К примеру, еще в годы Первой мировой войны для производства взрывчатого вещества Великобритании в огромном количестве (тридцать тысяч тонн) потребовался ацетон, вообще отсутствовавший на рынке. Государство готово было платить за него сполна, не торгуясь, только бы было предложение. Кому же первый лорд адмиралтейства Уинстон Черчилль поручил его изготовление, с кем заключил контракт? Этим счастливцем оказался руководитель Еврейского агентства, главный идеолог и лоббист сионизма в мировом масштабе Хаим Вейцман. Впоследствии он вспоминал: «Я получил карт-бланш от Черчилля и от порохового отдела адмиралтейства и взялся за работу, потребовавшую от меня всей моей энергии в течение последующих двух лет, работу, которая привела к последствиям, которых я не мог даже представить себе». Гилберт комментирует: «Одним из таких последствий явилось сотрудничество X. Вейцмана с преемником Черчилля на посту первого лорда адмиралтейства Артуром Бальфуром. Вейцману удалось убедить Бальфура поддержать идею создания еврейского национального очага в Палестине, которую можно было бы осуществить после поражения Турции в Первой мировой войне» (40—41).
Оставим пока в стороне политическую составляющую сделки, хотя запомним взаимную связь трех имен. Но пусть читатель оценит: Вейцман фактически получил из рук Черчилля монополию на производство ацетона в масштабах всей империи. Можно себе представить, какую сказочную прибыль приносят подобные контракты!
Закулисный союз, сложившийся в результате между Черчиллем, Вейцманом и Бальфуром, еще не раз выражался в финансовых и деловых соглашениях. Например:
«В бытность Черчилля министром финансов X. Вейцман обратился к британскому кабинету с просьбой предоставить правительственные гарантии займу, предназначенному для целей экономического развития Палестины… Заем, объяснял Вейцман, «требовался лишь для единственной цели – создания благоприятных возможностей для создания еврейских поселений в Палестине, как предполагалось условиями британского мандата».
Лорд Бальфур, являвшийся автором Декларации Бальфура и лордом-президентом Тайного правительственного совета Его Величества, в качестве старшего члена кабинета поддержал проект предоставления займа. Перед обсуждением этого вопроса в кабинете министров он устроил встречу Черчилля и Вейцмана в своем лондонском доме» (115—116).
Важное свидетельство предварительного сговора единомышленников! Дух огромных денег все время веял вокруг этого небольшого слаженного сообщества из трех человек.
Как министр финансов, хорошо осведомленный о первостепенных необходимостях страны, Черчилль, конечно, должен был бы воспротивиться уходу денег «на сторону». Тем не менее он, как и участвовавший в сговоре Бальфур, поддержал на заседании кабинета идею займа.
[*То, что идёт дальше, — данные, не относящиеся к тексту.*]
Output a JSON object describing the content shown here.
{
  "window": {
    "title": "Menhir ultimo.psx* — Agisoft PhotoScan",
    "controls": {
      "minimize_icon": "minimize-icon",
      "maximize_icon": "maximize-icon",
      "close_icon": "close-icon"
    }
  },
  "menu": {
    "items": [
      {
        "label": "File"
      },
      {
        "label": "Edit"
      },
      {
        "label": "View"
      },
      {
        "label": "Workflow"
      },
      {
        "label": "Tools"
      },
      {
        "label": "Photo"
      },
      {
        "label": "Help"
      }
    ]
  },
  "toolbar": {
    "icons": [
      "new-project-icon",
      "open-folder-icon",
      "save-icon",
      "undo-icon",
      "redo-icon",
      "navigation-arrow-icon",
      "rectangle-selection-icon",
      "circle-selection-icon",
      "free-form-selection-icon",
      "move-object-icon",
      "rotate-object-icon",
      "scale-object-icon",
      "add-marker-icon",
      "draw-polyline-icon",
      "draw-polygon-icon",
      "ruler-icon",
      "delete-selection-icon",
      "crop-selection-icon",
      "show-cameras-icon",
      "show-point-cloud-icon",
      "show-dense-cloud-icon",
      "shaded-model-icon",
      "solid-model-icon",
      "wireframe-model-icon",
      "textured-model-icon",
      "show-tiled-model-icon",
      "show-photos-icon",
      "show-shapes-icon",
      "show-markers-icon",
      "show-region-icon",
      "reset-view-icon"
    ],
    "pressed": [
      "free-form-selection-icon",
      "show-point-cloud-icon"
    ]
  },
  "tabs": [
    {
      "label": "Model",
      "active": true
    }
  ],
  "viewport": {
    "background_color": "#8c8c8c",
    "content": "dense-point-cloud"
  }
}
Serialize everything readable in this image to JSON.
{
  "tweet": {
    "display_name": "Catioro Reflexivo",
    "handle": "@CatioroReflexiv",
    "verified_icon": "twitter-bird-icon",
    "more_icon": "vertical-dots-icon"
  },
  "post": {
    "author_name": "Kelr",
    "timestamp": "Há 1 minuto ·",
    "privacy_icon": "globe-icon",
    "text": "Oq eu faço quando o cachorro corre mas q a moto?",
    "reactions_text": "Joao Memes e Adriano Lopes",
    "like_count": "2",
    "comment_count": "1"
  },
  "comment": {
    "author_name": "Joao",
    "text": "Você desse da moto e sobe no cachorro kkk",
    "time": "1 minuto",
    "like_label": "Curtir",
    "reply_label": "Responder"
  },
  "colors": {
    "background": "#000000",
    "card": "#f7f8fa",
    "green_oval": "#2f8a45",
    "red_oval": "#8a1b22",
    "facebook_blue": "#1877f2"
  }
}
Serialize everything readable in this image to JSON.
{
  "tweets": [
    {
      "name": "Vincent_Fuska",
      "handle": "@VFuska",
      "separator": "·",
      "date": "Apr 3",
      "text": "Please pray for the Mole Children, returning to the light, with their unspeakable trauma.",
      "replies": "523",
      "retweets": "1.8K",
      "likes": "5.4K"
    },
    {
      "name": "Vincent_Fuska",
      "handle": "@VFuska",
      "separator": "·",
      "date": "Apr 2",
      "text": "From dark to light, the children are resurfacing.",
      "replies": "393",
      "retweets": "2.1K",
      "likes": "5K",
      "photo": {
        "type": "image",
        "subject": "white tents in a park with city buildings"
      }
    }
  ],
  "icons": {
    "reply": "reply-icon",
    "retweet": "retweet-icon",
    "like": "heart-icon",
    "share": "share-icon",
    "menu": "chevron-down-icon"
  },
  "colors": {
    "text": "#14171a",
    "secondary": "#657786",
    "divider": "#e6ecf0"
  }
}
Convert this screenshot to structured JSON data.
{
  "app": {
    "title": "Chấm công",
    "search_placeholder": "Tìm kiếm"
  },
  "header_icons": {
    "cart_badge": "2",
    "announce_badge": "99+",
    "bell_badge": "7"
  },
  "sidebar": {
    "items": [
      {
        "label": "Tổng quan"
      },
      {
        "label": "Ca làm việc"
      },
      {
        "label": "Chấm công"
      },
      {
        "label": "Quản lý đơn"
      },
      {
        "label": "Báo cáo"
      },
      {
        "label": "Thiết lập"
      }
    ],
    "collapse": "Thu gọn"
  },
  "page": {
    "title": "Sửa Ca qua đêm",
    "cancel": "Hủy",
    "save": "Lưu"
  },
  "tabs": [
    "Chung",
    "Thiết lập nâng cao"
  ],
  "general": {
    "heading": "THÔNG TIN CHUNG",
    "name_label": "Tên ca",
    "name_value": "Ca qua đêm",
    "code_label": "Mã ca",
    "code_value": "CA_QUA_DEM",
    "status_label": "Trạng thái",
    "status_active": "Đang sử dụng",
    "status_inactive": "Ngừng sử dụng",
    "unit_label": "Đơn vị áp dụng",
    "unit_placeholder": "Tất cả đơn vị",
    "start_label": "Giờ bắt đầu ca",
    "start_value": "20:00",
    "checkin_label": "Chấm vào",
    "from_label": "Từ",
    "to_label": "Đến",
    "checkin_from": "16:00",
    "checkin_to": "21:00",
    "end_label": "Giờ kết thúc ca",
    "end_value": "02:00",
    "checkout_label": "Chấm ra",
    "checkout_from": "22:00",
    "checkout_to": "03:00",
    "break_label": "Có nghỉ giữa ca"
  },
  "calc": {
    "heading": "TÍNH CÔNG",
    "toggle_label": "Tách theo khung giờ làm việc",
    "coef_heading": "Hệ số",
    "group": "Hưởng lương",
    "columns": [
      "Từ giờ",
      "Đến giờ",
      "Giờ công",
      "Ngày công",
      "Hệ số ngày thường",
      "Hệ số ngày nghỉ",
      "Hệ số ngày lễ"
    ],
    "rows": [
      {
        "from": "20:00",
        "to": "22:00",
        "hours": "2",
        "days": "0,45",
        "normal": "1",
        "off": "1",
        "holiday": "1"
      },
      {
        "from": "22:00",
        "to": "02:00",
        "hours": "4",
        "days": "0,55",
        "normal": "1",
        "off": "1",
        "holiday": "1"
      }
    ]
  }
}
Как ни странно, патриотичный кабинет отверг этот план, Бальфур и Черчилль остались в меньшинстве, заем не состоялся. Что обещал им Вейцман и чего они лишились, помимо репутационных издержек, отважно выступив вразрез позиции собственного кабинета, мы, конечно, не узнаем. Но о том, что Черчилль вступил в должность министра финансов Великобритании, уже подготовленный к совместному с евреями ведению личного бизнеса, нам достоверно известно.